We are provided with a large data set of feature values. We can represent these data points as a matrix X, where rows correspond to feature values at each data point. The output can similarly be expressed as a vector y. Linear regression is the task of finding a set of weights β such that ŷ=Xβ provides a good estimate for y. We attempted three main regression models to find such a β: Ordinary Least-Squares regression (OLS), Spatial Error Regression (SER), and Random Forest Regression.
OLS regression involves choosing the β that minimizes the squared sum of the residuals, namely |y-Xβ|^2. β can be solved for algebraically. We use the Python Spatial Analysis Library (pysal) package to compute the regression.
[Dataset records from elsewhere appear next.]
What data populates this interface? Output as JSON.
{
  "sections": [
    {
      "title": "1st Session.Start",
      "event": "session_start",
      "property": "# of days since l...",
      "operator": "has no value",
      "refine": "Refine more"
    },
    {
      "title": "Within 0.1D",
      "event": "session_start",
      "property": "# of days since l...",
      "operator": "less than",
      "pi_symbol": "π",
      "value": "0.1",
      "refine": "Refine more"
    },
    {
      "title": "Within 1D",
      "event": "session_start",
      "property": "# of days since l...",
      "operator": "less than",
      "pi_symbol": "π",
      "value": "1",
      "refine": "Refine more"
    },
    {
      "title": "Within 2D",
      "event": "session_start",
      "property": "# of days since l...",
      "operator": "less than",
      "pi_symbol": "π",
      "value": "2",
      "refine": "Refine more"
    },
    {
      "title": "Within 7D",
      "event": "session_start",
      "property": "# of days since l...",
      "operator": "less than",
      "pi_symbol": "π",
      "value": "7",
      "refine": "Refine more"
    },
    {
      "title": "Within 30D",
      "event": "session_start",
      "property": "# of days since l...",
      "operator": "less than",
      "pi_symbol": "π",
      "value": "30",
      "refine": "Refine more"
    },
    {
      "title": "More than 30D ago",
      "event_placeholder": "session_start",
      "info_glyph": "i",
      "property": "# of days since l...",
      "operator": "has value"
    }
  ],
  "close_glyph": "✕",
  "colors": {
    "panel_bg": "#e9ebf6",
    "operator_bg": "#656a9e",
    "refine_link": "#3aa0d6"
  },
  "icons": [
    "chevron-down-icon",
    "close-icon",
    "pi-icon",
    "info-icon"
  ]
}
SER accounts for spatial autocorrelation of the dataset and is well-tuned for remote sensing applications. Instead of just minimizing the residuals vector u = y-Xβ, we try to filter out the autocorrelation by letting u = ⍴Wu + ε, where ⍴ is a scalar, W is a weight matrix representing the spatial autocorrelation in the dataset, and ε represents the residuals. SER minimizes the autocorrelation of the final residuals ε. This means that leftover residuals should appear random, and corrects for regional biases like localized weather events. The weight matrix associates each pixel with the nearby pixels. Thus, in our case, it can be thought of as an adjacency matrix between each pixel of the image, and is only nonzero on the 8 neighboring pixels to a given pixel. THhs matrix is sparse, and we make use of pysal to compute spatial error regression using this enormous matrix.
Random Forest Regression provides an alternative method of calculating the set of coefficients β. We use a large group of shallow decision trees designed to minimize the mean squared error of the dataset.
Our random forests are implemented in Python using scikit-learn, which supports implicit parallelism by implementing parallel training of individual trees in the forest. The number of trees to train in parallel is set by default to the number of cores or the number of trees, whichever is smaller, but this can be overridden manually.